A nova forma de execução na recuperação judicial e falência das empresas

             Em 2021 faz 16 anos que entrou em vigor a Lei que trata da recuperação judicial/falência (Lei11.101/2005), sendo que de lá para cá, no âmbito trabalhista sempre houve muita resistência para reconhecer o juízo universal como a jurisdição para a universalização dos pagamentos.

                   Inquestionável que o crédito trabalhista tem natureza diferenciada (alimentar), e deve gozar da maior agilidade possível para a efetivação deste direito.

                Nesta linha de raciocínio, várias decisões monocráticas, e até mesmo colegiadas proferidas pelos Tribunais Regionais e pelo Tribunal Superior do Trabalho, vinham admitindo que a execução pudesse ocorrer na Justiça do Trabalho, mesmo estando em curso a recuperação judicial/falência.

                A matéria vinha sendo debatida de forma incessante, por falta de uma precisão legal mais apurada, dando margem a muitas interpretações, e gerando insegurança jurídica, já que para casos semelhantes era comum ver decisões opostas, proferidas por juízes diferentes.

              Ainda no final do ano de 2009, o STF julgou um tema de repercussão geral (90 – Competência para processar e julgar a execução de créditos trabalhistas no caso de empresa em fase de recuperação judicial) que já sinalizava.

“CONFLITO NEGATIVO DE COMPETÊNCIA. EXECUÇÃO DE CRÉDITOS TRABALHISTAS EM PROCESSOS DE RECUPERAÇÃO JUDICIAL. COMPETÊNCIA DA JUSTIÇA ESTADUAL COMUM, COM EXCLUSÃO DA JUSTIÇA DO TRABALHO. INTERPRETAÇÃO DO DISPOSTO NA LEI 11.101/05, EM FACE DO ART. 114 DA CF. RECURSO EXTRAORDINÁRIO CONHECIDO E IMPROVIDO. I – A questão central debatida no presente recurso consiste em saber qual o juízo competente para processar e julgar a execução dos créditos trabalhistas no caso de empresa em fase de recuperação judicial. II – Na vigência do Decreto-lei 7.661/1945 consolidou-se o entendimento de que a competência para executar os créditos ora discutidos é da Justiça Estadual Comum, sendo essa também a regra adotada pela Lei 11.101/05. III – O inc. IX do art. 114 da Constituição Federal apenas outorgou ao legislador ordinário a faculdade de submeter à competência da Justiça Laboral outras controvérsias, além daquelas taxativamente estabelecidas nos incisos anteriores, desde que decorrentes da relação de trabalho. IV – O texto constitucional não o obrigou a fazê-lo, deixando ao seu alvedrio a avaliação das hipóteses em que se afigure conveniente o julgamento pela Justiça do Trabalho, à luz das peculiaridades das situações que pretende regrar. V – A opção do legislador infraconstitucional foi manter o regime anterior de execução dos créditos trabalhistas pelo juízo universal da falência, sem prejuízo da competência da Justiça Laboral quanto ao julgamento do processo de conhecimento. VI – Recurso extraordinário conhecido e improvido” (STF, RE 583955, Órgão julgador: Tribunal Pleno, Relator(a): Min. RICARDO LEWANDOWSKI, Julgamento: 28/05/2009, Publicação: 28/08/2009)”

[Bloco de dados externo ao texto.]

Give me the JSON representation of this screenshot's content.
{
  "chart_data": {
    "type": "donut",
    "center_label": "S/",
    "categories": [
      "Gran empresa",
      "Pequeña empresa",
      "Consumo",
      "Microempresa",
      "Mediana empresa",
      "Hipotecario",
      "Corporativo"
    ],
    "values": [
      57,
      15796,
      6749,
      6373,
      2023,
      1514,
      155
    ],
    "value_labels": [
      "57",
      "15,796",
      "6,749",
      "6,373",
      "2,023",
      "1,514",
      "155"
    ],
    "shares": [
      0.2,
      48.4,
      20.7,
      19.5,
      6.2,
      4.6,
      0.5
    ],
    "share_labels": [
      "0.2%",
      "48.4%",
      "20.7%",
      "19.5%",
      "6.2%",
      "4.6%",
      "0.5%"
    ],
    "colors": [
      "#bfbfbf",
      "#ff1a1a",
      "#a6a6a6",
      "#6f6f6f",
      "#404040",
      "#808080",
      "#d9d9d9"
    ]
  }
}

                   E, para buscar apaziguar esta diversidade de entendimentos e divergências, em dezembro de 2020 foi publicada a Lei 14.112/2020, que busca pacificar discussão sobre o assunto.

                     A nova redação legal agora prevê:

Art. 6º. A decretação da falência ou o deferimento do processamento da recuperação judicial implica:

II – suspensão das execuções ajuizadas contra o devedor, inclusive daquelas dos credores particulares do sócio solidário, relativas a créditos ou obrigações sujeitos à recuperação judicial ou à falência;

III – proibição de qualquer forma de retenção, arresto, penhora, sequestro, busca e apreensão e constrição judicial ou extrajudicial sobre os bens do devedor, oriunda de demandas judiciais ou extrajudiciais cujos créditos ou obrigações sujeitem-se à recuperação judicial ou à falência.”

                  Por meio do inciso 2º, do art. 6º, está claro que deve ocorrer a suspensão das execuções que estão em curso contra a recuperação judicial/falência, posto que as discussões quanto a valores, modo de pagamento, preferência, etc., devem ser tratadas no juízo universal.

                Já o inciso 3º do mesmo artigo, deixa claro que está proibido de qualquer forma a “… retenção, arresto, penhora, sequestro, busca e apreensão e constrição judicial ou extrajudicial sobre os bens do devedor, oriunda de demandas judiciais ou extrajudiciais …”

                   É bom lembrar que a suspensão ou a proibição de atos de execução não é por tempo indeterminado, já que deve observar o plano da recuperação judicial ou o prazo referido no § 4º, do art. 56, da Lei 11.101/2005 (rejeição do plano apresentado com convocação de assembleia geral dos credores).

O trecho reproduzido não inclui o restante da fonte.